# G519 spokes and nipples



## Fred Green (Mar 12, 2020)

Hello,

     I am restoring a G519. I thought that I would have to replace just the rear wheel but this is not the case. Both rims are beyond use. I have replacement rims but am lacking spokes and nipples. I have a couple of questions:

1. What is the exact size for the spoke? In the manual it states "120 Gauge straight, 10 9/16" long". I have read the threads on here and have seen  10 5/8 and other lengths. I have also seen 10 gauge and 11 gauge as sizes. I was offered these : 1)   10 5/8 .120 NOS spokes  2)   10 9/16  .105 NOS Spokes  Will these fit????

2. Where can I find NOS SPOKES or a Quality correct size replacement spoke and nipple in steel?

     I have  both correct period hubs. My rims that I am using are heavy duty drop center from a civilian bike. At the moment I need spokes and nipples. 

    Thanks.

Fred
Sparta


----------



## 100bikes (Mar 12, 2020)

There are any number of spoke length calculators, as well as the charts available in Sutherlands Manual.

Careful measurements of the various elements will be important. Subtle differences in the various elements are amplified
Will you be using the same build(ie number of crosses)? 
You mentioned drop center rims - Are the new rims the exact same as the originals? If so, measure the spokes you have - 
the lengths have a some flexibility - up to 1/8" in some cases.
Longer nippels can make up for a little of the differential. A drop center rim will take a shorter spoke than a more flat design rim.

It is  imperative that the hub have the correct drilling for the spokes you choose -
.120 spokes will not easily fit into a hub for  a .105 and the reverse may cause issues of spoke head damage or gaps.

The spokes that you have now should be replaced with the same gauge as originals to the hub.

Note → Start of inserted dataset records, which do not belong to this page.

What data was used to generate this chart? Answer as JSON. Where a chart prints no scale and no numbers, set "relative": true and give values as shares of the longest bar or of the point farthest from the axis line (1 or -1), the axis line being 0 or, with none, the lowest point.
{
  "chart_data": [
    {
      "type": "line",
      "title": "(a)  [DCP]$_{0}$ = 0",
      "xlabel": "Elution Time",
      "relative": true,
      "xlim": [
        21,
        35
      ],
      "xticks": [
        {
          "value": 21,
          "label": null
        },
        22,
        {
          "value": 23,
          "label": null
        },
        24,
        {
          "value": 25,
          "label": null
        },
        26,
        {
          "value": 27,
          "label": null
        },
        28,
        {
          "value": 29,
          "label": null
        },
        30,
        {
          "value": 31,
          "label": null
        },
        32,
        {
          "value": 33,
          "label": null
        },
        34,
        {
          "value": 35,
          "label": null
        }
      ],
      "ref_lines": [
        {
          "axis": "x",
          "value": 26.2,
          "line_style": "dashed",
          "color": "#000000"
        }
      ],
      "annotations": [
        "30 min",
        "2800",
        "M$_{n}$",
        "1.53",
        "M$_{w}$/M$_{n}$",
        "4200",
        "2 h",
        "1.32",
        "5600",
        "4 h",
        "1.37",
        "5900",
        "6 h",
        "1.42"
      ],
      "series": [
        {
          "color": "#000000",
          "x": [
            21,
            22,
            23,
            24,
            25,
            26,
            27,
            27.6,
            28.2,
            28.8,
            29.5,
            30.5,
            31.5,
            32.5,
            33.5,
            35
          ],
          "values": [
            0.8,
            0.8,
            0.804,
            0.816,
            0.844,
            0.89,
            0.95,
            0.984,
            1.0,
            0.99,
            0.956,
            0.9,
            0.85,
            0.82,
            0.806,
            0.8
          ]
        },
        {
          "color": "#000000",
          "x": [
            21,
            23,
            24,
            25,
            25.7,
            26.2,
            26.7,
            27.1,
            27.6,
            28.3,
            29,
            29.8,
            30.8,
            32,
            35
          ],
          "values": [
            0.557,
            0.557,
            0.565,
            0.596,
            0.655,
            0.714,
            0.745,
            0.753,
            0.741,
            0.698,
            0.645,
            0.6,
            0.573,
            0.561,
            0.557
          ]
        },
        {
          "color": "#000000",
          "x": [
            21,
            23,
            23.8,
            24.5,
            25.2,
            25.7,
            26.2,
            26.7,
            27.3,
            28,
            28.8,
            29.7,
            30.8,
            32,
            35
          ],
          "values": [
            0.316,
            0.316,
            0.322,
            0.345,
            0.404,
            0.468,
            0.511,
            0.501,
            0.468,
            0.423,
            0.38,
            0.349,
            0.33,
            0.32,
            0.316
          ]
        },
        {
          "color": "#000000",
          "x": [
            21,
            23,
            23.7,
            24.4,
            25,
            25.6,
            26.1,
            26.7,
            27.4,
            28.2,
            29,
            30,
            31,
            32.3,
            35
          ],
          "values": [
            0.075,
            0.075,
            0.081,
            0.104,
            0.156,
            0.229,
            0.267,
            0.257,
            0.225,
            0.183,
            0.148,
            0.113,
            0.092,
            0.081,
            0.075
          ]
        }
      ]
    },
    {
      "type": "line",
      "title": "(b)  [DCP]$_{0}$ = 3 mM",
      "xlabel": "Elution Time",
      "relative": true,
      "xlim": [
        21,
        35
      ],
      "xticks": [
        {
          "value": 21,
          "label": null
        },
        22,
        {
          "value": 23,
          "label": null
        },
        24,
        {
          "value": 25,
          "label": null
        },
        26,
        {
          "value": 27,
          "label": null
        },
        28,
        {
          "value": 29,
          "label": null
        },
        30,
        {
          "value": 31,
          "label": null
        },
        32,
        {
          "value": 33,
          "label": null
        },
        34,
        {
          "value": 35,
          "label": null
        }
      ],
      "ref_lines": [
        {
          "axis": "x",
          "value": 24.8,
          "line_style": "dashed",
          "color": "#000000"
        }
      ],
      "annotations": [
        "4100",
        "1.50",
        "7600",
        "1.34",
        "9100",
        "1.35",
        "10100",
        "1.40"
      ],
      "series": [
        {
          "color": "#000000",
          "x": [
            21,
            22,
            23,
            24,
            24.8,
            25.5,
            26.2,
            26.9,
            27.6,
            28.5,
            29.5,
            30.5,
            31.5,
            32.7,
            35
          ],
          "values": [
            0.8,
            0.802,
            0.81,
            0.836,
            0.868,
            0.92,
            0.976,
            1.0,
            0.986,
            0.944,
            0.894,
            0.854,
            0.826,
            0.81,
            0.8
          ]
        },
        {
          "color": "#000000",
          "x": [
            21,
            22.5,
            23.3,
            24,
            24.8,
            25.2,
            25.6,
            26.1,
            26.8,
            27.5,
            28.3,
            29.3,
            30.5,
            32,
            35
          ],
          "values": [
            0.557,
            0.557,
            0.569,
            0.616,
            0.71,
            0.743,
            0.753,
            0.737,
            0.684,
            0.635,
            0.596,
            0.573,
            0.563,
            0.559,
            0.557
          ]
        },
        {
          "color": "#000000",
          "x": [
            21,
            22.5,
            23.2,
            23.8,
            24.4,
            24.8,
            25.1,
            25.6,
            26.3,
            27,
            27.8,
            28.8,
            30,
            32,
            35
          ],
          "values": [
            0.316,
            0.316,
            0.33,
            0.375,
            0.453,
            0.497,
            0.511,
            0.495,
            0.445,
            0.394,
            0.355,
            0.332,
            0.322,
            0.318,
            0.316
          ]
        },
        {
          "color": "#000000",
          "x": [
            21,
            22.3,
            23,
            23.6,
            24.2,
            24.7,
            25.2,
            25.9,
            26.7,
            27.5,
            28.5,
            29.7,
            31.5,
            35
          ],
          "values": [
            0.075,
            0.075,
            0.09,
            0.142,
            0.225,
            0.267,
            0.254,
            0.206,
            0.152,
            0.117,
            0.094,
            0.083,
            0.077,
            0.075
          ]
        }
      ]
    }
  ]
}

If you get the hub dimension and hole diameters, I can provide copies of the Sutherlands pages.
Rusty


----------



## Fred Green (Mar 12, 2020)

Hello,

      Thanks for the info.

Fred
Sparta


----------



## fat tire trader (Mar 12, 2020)

Hi Fred,

You don't need to do any calculating or measuring. You need 10 5/8" spokes to build your wheels 4 cross. Most all 26" balloon wheels use this size when they are built 4 cross. The original G519 and most balloon wheels were built 4 cross. If you don't build the wheels 4 cross, you will need to calculate spoke lengths. 

You need 10 5/8" 10 (also called 120)  gauge spokes. 10 9/16 might work with long nipples. 

Chris


----------



## Goldslinger (Mar 12, 2020)

Hi Fred

Chris is right . you don't need a calculator. 10 5/8 or 10 9/16   10 gauge .120 spokes are what you need. I have an original wheel that I used for a reference while I was lacing my tribute wheel.  My modern 10 5/8 spokes with shorter nipples are just a tiny bit long but they will work. It really isn't all that hard to do ,just take your time. I wish I knew what the treads size on my spokes were ,I would thread them an 1/8 " more and trim them down. Then they would be perfect.
Sam


----------